BLS lays methodology out in a FAQ page on "Hedonic Quality Adjustment"[1], which covers hardware instead of software, but software becomes more reliant on these "what does the consumer pay" guesses at value (what is the value of S-Video input on your TV? significantly more than supporting picture-in-picture, at least in 2020).

[1] https://www.bls.gov/cpi/quality-adjustment/questions-and-ans...


> Having the LLM write down a skill representing the lessons from the struggle you just had to get something done is more typical (I hope) and quite different from what they're referring to

Just as of last week I had Claude build me a skill when I ask it to help me troubleshoot issues, and it came out quite good.

It did had some issues (Claude tends to o er specify over anecdotal data) but it's a strong step in the right direction.

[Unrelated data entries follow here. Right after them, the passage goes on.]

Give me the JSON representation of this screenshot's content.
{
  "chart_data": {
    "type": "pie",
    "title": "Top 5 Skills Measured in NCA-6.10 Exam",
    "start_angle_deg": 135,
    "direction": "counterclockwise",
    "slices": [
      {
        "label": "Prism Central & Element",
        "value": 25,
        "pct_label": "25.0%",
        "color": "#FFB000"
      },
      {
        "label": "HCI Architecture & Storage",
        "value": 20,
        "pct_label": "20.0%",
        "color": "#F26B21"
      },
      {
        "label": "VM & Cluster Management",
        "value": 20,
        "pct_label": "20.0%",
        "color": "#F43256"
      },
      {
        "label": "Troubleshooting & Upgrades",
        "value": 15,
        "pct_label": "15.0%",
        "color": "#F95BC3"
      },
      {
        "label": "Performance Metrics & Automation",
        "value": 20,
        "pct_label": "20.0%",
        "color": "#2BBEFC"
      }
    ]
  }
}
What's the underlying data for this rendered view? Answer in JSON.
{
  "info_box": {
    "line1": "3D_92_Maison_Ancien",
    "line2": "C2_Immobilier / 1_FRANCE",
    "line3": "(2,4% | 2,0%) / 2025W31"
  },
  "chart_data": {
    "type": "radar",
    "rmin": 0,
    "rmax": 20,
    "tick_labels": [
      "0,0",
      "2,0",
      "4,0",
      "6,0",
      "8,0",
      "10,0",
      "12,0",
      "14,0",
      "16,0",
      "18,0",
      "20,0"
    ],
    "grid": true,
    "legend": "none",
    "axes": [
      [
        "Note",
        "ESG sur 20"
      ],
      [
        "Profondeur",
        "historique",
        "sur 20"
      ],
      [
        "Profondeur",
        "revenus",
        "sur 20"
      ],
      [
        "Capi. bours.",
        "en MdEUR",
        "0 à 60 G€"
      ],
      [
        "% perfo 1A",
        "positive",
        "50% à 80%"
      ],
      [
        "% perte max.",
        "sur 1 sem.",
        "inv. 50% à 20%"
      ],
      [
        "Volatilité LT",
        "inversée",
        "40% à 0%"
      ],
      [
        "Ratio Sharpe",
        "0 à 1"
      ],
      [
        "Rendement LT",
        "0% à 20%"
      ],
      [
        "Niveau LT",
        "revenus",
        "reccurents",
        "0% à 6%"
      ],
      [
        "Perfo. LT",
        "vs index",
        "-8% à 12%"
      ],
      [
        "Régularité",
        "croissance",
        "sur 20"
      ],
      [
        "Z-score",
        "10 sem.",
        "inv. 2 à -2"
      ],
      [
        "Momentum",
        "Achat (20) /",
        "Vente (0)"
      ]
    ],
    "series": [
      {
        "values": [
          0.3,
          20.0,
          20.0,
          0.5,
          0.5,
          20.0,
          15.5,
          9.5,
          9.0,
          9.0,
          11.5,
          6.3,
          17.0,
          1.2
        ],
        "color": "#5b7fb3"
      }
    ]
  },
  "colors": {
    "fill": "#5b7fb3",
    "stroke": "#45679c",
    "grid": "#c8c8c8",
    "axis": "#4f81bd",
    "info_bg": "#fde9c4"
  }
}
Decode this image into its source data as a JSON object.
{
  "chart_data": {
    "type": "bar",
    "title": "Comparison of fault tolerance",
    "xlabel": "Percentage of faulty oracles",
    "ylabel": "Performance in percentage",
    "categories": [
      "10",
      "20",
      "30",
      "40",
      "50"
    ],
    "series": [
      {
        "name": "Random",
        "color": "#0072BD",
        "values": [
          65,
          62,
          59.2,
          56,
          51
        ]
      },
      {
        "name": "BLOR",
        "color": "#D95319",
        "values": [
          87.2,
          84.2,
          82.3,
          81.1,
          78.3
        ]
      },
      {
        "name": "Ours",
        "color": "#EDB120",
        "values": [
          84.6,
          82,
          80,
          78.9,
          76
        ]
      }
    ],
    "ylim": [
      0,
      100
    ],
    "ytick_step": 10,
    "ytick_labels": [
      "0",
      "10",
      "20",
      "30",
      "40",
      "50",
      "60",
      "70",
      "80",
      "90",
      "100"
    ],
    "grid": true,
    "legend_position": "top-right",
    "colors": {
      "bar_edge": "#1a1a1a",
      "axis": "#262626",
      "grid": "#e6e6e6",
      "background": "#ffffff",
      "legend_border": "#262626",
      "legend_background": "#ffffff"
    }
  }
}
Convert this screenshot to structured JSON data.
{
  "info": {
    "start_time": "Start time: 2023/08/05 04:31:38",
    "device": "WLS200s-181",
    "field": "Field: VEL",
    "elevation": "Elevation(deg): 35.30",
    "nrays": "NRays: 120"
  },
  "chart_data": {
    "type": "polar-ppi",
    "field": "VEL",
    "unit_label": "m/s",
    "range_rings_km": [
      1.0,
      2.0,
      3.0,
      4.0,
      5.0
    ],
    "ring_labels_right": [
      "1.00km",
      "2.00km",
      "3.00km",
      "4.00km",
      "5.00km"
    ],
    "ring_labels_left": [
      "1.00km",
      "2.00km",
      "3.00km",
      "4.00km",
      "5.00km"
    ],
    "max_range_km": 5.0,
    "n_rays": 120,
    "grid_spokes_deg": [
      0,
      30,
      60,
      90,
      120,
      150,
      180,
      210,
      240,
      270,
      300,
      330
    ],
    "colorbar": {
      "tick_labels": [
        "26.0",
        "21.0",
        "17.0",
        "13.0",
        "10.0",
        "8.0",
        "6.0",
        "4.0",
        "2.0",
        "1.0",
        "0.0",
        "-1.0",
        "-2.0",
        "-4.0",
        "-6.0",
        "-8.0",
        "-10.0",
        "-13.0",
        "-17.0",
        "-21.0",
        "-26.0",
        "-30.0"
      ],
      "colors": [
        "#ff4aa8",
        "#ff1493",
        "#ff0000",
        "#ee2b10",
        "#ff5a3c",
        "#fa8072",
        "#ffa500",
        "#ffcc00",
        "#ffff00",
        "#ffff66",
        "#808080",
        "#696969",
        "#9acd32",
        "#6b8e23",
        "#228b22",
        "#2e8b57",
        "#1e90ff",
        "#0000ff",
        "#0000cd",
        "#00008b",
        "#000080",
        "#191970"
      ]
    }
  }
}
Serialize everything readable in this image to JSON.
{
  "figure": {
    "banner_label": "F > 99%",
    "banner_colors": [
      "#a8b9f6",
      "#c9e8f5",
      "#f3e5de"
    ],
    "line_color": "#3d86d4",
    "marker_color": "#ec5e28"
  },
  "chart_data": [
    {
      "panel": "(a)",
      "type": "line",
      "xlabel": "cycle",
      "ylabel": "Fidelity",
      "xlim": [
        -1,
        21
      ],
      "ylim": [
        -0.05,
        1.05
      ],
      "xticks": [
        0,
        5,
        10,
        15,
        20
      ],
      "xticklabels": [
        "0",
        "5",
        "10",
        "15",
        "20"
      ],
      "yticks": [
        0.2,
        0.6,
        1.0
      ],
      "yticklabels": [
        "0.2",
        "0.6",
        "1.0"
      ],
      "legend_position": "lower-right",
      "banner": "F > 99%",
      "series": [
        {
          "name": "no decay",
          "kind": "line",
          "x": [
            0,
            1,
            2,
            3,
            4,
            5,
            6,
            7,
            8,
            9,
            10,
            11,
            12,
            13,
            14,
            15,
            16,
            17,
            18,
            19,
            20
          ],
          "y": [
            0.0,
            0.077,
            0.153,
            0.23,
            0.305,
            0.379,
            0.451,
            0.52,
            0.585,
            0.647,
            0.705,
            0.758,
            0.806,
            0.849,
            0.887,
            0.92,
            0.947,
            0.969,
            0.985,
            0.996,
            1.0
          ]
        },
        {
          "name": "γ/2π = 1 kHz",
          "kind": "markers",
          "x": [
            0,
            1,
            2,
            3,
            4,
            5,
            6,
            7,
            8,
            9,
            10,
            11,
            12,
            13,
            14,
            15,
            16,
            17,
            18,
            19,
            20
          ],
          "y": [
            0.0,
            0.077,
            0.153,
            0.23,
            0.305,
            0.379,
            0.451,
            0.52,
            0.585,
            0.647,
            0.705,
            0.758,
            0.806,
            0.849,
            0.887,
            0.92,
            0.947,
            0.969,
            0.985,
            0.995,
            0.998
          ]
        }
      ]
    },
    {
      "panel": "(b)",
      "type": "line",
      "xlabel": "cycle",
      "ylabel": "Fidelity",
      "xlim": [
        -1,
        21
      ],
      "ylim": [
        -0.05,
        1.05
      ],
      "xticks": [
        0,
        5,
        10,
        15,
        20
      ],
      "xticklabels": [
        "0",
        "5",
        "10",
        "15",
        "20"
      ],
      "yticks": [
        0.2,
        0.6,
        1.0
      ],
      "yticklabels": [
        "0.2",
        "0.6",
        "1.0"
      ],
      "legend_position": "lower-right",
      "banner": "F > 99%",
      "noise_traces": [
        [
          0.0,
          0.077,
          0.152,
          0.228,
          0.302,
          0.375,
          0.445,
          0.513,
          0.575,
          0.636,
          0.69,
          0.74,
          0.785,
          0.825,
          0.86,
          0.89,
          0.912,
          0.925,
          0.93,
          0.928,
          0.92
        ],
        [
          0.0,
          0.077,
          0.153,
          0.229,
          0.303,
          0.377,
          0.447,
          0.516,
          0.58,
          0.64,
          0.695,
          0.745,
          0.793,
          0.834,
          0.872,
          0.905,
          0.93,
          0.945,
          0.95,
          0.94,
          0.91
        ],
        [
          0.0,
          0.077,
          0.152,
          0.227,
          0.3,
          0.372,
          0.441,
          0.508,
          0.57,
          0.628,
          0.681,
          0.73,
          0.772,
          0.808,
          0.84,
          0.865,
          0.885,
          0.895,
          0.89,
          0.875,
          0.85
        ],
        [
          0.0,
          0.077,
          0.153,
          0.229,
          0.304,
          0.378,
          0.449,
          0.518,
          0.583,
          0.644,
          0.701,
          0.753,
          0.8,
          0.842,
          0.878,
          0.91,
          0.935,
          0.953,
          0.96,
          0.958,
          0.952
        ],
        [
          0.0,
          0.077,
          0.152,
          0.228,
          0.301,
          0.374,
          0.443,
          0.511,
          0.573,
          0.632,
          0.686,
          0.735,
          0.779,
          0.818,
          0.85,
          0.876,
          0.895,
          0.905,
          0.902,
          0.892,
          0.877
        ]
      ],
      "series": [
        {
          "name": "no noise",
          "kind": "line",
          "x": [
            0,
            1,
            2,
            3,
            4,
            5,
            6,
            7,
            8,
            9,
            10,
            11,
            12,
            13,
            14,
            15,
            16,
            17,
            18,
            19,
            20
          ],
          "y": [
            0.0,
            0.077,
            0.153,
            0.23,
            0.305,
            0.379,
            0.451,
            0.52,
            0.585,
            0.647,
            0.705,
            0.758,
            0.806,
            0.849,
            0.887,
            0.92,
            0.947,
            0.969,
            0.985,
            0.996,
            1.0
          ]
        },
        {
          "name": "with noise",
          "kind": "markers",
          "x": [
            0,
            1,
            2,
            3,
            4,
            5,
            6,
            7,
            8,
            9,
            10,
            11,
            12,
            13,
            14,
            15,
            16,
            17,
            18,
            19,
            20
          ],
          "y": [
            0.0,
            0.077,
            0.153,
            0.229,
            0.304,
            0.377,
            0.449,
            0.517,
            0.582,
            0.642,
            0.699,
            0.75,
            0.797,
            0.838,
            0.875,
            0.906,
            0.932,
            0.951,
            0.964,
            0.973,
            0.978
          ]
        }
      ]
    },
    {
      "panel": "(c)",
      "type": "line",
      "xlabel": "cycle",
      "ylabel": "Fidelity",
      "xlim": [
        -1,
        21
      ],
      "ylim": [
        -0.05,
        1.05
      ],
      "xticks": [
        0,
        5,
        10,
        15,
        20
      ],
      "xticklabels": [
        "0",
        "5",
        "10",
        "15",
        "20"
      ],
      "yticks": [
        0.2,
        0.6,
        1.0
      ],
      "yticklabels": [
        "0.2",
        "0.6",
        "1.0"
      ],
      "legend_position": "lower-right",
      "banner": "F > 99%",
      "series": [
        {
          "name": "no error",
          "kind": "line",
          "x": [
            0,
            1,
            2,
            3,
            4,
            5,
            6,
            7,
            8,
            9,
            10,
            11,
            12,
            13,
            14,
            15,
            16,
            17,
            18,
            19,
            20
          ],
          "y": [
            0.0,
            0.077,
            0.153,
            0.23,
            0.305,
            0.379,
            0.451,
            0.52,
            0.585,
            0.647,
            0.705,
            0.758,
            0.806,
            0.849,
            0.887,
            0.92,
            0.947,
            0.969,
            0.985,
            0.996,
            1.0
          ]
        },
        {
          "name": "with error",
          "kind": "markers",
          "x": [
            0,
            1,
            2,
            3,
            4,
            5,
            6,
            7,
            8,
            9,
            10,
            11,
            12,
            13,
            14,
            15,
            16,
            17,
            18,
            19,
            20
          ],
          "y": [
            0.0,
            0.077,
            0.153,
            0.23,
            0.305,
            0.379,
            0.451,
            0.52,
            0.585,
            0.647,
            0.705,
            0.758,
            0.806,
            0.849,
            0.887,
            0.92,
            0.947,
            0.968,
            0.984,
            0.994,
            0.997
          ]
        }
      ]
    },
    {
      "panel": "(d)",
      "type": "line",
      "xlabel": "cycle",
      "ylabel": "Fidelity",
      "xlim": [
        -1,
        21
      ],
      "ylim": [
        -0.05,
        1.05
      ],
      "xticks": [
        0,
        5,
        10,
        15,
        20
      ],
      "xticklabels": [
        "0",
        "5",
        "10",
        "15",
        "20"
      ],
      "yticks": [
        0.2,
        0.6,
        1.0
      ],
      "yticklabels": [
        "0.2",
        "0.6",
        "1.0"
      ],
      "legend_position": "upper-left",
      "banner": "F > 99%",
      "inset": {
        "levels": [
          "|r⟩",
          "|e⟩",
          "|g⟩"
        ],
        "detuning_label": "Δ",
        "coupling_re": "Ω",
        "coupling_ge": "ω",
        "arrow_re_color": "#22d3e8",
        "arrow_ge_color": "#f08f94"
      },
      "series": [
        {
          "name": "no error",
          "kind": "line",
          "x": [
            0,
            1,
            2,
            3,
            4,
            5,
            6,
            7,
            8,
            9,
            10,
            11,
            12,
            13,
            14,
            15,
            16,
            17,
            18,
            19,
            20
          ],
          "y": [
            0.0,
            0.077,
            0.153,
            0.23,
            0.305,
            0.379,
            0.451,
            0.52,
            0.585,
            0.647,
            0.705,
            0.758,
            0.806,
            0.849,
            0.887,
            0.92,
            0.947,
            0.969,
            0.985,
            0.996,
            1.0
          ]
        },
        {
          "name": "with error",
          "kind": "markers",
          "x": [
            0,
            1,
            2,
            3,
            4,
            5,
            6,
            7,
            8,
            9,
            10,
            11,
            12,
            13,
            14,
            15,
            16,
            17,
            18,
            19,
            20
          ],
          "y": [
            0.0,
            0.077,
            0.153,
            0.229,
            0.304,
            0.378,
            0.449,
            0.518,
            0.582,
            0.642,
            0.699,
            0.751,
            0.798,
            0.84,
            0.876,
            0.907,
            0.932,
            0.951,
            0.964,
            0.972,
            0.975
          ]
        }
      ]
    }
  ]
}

Also, "skills" are too broad in my opinion. I have one (that Claude wrote) with my personal data that I have available when I analyze my workouts.

I think there's ample room for self-generated skills when you use a rather long exchange on a domain you plan to revisit, _specially_ when it comes to telling Claude what not to do.


I recently had to create a MySQL shim for upgrading a large PHP codebase that currently is running in version 5.6 (Don't ask)

The way I aimed at it (Yes, I know there are already existing shims, but I felt more comfortable vibe coding it than using something that might not cover all my use cases) was to:

1. Extract already existing test suit [1] from the original PHP extensions repo (All .phpt files)

2. Get Claude to iterate over the results of the tests while building the code

3. Extract my complete list of functions called and fill the gaps

3. Profit?

When I finally got to test the shim, the fact that it ran in the first run was rather emotional.

[1] My shim fails quite a lot of tests, but all of them are cosmetics (E.g., no warning for deprecation) rather than functional.